O primeiro europeu é a Grécia, com 610, o último é a Roménia, com 301. Na Europa, com mais médicos do que
Portugal, só a Grécia e a Áustria. Com menos, contam-se 23 países, entre os
quais os mais ricos e com sistemas de saúde mais famosos.
O
número de médicos de clínica geral mostra também realidades interessantes. Portugal
encontra-se em primeiro lugar na Europa. Já na
saúde dentária a realidade é menos brilhante, mas Portugal não está nos últimos
lugares. Com 101 dentistas por 100 000 habitantes, Portugal está longe da
Suécia (173). Onze países têm melhores indicadores do que o nosso, mas oito
estão pior. O caso dos enfermeiros é diferente. Os resultados
portugueses são medíocres. Com 716
enfermeiros por 100 000 habitantes, Portugal está muito longe dos 1 722 da
Alemanha. Quinze países estão em melhor situação, mas ainda há sete com menos
enfermeiros do que Portugal.
A despesa
com a saúde é outro indicador frequentemente citado. Na
Europa, doze países têm mais recursos do que Portugal, enquanto onze têm menos.

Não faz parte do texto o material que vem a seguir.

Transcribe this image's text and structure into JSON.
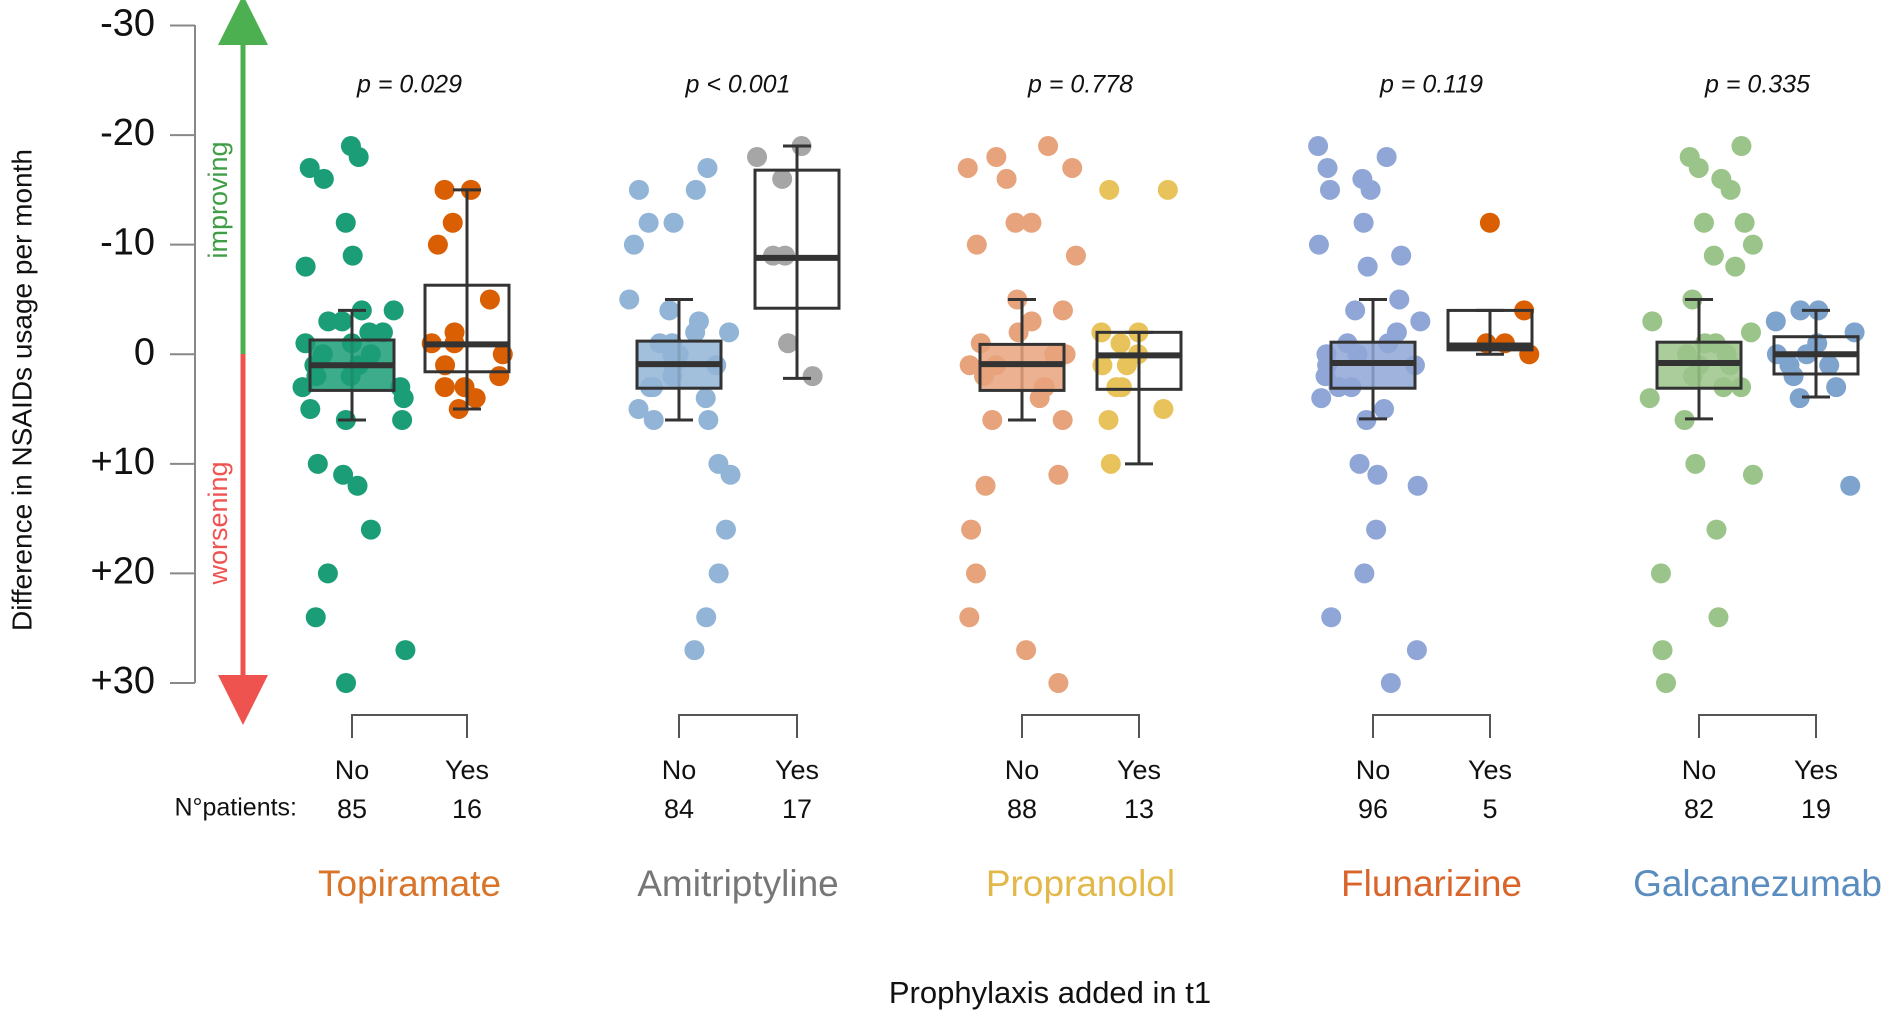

Quer isto dizer que nos encontramos a meio da tabela. Mas os 1
870€ por ano e por habitante ficam muito longe dos 5 226€ da Dinamarca. Em percentagem do PIB, rácio indispensável,
Portugal fica na metade superior, com oito países em melhor situação, mas
dezasseis em pior. Os nossos 9,5% não estão muito longe dos 11% alemães.
Finalmente,
a esperança de vida. Portugal
está acima da média da UE, com 16 países revelando menos anos de esperança de
vida e 15 com mais.
Com
excepção do número de enfermeiros, todos os indicadores quantitativos
revelam uma situação confortável, em franco progresso. São
resultados surpreendentes, quando pensamos nas filas na recepção, nos tempos de
espera para cirurgia e consulta, nas demoras com a Internet, no acesso tão
difícil aos pobres e aos que não têm recursos para a medicina privada! O que está errado? Serviços mal
organizados? Os médicos trabalham pouco? Acumulam funções no privado e no
público? Os serviços e os hospitais estão mal equipados?
Na
educação, há paralelos possíveis. A falta de professores é um dos
temas mais frequentes em toda a discussão sobre aulas e escolas, êxito e
insucesso, literacia e abandono. A
falta de professores é tida como responsável pelos maus resultados, pela má
preparação de tantos profissionais e pela reduzida qualificação dos
portugueses. A exigência de contratação de professores é unânime.
Todavia,
as comparações quantitativas internacionais não traduzem essa falta. No caso do
número de professores do ensino básico (1º e 2º ciclos), Portugal fica a meio
da tabela com 12 alunos por docente, abaixo da Roménia (19) e acima da Polónia
(8). Com mais alunos por docente, há doze países, mas quinze com menos. No caso
dos docentes do ensino secundário, há na Europa 19 países em piores condições
(com mais estudantes por professor) e oito países em melhores condições (isto
é, com menos estudantes por professor). O número de professores do ensino
superior também não envergonha Portugal, antes pelo contrário. Na óptica
dos estudantes por docente, Portugal fica no primeiro terço, com 6 países em
melhores condições, mas 21 em pior situação. A despesa com educação atinge
em Portugal cerca de 6,3% do PIB, o que coloca o país em quinto lugar, num
total de 27.
Sabemos que os progressos, em
Portugal, ao longo das últimas décadas, foram enormes. Também sabemos agora
que, na saúde e na educação, certos indicadores revelam condições e realidades
que não confirmam o sentimento de catástrofe e a noção de carência tão usuais.
Mas também sabemos que a ineficiência dos serviços públicos, a má qualidade das
prestações e sobretudo a desigualdade social no acesso são relevantes e
notórias.
Com excepção dos enfermeiros e dos auxiliares de educação, a falta
de profissionais não parece ser uma causa importante dos atrasos, da
ineficiência e da desigualdade. Nem as percentagens da despesa no produto. Há
que procurar causas e remédios noutras áreas. Na
organização dos serviços? Na disciplina de trabalho? No poder excessivo das
organizações profissionais? Nas relações entre privados e públicos? Na falta de
autonomia e de responsabilidade das instituições? Na indiferença das
autarquias? No centralismo burocrático? Na interferência do poder político? Na
insuficiência dos orçamentos? Na falta de
professores e de médicos não é com certeza.